Forecasting Performance of Machine Learning, Time Series and Hybrid Methods for Low and High Frequency Time Series

Özdemir O., Yozgatlıgil C.

STATISTICA NEERLANDICA, vol.00390402, no.78 (2), pp.441-474, 2024 (SCI-Expanded) identifier identifier

  • Publication Type: Article / Article
  • Volume: 00390402 Issue: 78 (2)
  • Publication Date: 2024
  • Doi Number: 10.1111/stan.12326
  • Journal Indexes: Science Citation Index Expanded (SCI-EXPANDED), Scopus, Academic Search Premier, ABI/INFORM, Business Source Elite, Business Source Premier, EconLit, zbMATH
  • Page Numbers: pp.441-474
  • Middle East Technical University Affiliated: Yes


One of the main objectives of the time series analysis is forecasting, so both Machine Learning methods and statistical methods have been proposed in the literature.

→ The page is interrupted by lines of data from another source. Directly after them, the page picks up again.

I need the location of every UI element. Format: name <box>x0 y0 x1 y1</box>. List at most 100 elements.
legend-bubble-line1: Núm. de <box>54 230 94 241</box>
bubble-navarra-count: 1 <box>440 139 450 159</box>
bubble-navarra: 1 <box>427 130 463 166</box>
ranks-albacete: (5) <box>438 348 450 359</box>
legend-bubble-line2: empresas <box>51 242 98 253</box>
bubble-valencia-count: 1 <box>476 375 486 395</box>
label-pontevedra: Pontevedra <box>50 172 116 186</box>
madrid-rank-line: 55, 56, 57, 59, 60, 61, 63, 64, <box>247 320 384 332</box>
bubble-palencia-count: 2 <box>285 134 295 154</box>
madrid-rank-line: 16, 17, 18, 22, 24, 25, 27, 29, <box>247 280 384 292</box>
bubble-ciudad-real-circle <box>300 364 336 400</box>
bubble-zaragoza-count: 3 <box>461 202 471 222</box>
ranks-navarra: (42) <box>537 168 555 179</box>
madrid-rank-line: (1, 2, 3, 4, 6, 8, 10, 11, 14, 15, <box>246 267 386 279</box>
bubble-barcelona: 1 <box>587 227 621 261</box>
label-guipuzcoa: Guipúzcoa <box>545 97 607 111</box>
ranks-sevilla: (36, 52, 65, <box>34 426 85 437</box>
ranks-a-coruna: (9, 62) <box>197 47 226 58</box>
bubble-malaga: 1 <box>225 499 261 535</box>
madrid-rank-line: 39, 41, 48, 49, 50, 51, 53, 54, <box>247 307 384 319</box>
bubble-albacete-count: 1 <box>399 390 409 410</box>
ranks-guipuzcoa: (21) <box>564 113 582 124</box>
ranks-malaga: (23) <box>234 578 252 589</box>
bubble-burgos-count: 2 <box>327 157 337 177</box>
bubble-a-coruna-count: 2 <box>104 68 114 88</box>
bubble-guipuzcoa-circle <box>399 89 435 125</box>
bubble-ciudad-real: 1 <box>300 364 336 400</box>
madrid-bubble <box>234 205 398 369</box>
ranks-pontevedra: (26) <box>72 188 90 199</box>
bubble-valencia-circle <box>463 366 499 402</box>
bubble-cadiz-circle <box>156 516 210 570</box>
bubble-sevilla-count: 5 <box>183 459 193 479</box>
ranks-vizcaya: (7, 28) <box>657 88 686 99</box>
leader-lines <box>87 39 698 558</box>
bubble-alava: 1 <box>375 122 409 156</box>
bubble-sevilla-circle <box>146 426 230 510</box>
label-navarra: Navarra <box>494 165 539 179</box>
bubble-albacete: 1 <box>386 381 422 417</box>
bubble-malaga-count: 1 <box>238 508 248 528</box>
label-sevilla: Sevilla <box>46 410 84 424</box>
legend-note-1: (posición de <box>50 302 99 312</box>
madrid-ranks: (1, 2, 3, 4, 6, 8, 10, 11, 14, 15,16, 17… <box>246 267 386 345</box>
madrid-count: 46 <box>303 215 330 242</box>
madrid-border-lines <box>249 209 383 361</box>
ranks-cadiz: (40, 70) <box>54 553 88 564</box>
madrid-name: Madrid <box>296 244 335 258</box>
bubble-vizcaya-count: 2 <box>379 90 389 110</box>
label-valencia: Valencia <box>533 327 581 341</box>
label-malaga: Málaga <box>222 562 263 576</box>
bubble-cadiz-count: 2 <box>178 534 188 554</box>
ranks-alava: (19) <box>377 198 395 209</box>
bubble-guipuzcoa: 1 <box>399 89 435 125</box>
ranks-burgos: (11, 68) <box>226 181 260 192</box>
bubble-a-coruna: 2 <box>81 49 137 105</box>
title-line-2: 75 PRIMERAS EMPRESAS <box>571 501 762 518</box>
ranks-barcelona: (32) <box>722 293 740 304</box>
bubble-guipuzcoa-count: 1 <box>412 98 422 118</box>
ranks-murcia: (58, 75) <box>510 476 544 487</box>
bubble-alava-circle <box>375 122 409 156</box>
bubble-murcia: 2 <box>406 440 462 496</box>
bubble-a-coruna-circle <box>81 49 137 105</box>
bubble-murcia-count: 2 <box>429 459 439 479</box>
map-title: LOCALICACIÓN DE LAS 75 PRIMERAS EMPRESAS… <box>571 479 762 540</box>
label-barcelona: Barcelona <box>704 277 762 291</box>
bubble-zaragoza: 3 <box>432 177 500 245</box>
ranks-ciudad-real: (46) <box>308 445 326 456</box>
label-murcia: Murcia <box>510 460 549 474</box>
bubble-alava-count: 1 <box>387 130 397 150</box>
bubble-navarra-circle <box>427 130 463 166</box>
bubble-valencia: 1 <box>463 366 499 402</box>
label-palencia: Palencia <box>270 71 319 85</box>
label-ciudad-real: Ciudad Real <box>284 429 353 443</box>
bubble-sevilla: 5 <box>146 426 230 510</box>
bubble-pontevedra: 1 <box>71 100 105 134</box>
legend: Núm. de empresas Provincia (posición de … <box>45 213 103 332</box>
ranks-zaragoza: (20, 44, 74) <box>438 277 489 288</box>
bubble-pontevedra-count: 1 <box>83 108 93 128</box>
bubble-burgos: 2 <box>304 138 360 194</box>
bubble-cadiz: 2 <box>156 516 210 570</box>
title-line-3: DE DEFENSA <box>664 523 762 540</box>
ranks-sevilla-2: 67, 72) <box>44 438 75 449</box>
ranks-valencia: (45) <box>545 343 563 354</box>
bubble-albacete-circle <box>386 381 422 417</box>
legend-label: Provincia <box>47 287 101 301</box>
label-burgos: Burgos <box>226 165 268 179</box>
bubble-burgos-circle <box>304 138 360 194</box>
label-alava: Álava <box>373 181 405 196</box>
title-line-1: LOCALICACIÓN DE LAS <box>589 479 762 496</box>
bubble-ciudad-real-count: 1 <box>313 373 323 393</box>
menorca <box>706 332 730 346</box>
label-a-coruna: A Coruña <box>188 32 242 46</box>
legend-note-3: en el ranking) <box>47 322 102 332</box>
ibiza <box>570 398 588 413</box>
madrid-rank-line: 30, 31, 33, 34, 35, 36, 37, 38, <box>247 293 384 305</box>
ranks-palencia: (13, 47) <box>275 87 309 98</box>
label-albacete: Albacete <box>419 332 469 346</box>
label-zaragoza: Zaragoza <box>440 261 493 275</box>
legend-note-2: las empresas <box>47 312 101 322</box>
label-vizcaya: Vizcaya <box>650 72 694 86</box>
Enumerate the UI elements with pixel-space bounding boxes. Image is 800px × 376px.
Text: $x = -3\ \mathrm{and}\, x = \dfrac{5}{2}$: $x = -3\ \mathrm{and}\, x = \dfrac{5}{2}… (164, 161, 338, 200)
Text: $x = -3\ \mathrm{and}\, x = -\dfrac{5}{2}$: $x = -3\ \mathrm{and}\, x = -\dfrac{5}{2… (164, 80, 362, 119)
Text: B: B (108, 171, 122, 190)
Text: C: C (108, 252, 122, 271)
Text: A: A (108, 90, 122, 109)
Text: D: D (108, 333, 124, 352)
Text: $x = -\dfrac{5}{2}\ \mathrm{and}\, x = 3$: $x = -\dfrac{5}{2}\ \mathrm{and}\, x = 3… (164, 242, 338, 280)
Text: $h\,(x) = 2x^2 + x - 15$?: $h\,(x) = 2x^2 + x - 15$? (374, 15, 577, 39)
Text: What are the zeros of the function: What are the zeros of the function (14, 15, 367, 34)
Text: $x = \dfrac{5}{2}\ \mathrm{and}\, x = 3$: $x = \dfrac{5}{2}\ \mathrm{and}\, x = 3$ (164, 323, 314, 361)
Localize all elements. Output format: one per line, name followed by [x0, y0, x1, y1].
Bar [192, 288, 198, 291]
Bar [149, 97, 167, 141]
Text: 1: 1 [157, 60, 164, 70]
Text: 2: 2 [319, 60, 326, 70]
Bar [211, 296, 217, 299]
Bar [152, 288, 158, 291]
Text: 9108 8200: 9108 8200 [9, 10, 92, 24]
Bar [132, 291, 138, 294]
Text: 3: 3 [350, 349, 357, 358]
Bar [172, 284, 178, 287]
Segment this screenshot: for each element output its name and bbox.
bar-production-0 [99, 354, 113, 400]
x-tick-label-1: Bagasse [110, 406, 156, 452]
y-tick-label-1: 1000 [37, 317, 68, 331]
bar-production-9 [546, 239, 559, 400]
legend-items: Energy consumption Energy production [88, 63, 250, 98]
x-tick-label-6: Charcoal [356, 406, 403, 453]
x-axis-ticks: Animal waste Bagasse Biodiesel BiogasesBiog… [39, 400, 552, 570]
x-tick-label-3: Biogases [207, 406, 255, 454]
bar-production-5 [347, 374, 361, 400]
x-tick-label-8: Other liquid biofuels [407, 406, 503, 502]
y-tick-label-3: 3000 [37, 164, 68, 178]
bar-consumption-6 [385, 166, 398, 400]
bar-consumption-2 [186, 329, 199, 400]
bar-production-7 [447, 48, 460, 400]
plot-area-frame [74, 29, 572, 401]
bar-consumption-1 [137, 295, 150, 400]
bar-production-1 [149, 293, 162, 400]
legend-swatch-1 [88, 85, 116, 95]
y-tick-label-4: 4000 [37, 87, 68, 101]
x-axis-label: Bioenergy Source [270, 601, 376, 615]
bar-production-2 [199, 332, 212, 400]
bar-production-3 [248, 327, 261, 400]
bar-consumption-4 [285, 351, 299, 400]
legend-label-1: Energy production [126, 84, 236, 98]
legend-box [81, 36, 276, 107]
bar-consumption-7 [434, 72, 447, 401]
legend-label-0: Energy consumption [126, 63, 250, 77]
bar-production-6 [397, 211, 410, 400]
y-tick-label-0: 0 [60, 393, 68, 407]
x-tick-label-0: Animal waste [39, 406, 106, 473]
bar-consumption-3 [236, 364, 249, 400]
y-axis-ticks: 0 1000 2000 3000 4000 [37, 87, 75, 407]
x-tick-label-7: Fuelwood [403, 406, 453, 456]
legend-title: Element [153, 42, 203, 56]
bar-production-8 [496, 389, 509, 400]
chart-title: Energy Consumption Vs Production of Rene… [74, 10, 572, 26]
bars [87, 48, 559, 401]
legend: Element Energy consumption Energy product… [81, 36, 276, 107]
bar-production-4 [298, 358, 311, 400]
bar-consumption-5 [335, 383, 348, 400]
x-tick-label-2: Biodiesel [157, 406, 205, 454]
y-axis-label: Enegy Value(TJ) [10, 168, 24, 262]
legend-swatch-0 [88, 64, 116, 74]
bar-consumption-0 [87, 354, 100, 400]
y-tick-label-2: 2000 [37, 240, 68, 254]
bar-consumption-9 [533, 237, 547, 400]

In this study, we compare the forecasting performance of some of these approaches. In addition to traditional forecasting methods, which are the Naive and Seasonal Naive Methods, S/ARIMA, Exponential Smoothing, TBATS, Bayesian Exponential Smoothing Models with Trend Modifications and STL Decomposition, the forecasts are also obtained using seven different machine learning methods, which are Random Forest, Support Vector Regression, XGBoosting, BNN, RNN, LSTM, and FFNN, and the hybridization of both statistical time series and machine learning methods. The data set is selected proportionally from various time domains in M4 Competition data set. Thereby, we aim to create a forecasting guide by considering different preprocessing approaches, methods, and data sets having various time domains. After the experiment, the performance and impact of all methods are discussed. Therefore, most of the best models are mainly selected from machine learning methods for forecasting. Moreover, the forecasting performance of the model is affected by both the time frequency and forecast horizon. Lastly, the study suggests that the hybrid approach is not always the best model for forecasting. Hence, this study provides guidelines to understand which method will perform better at different time series frequencies.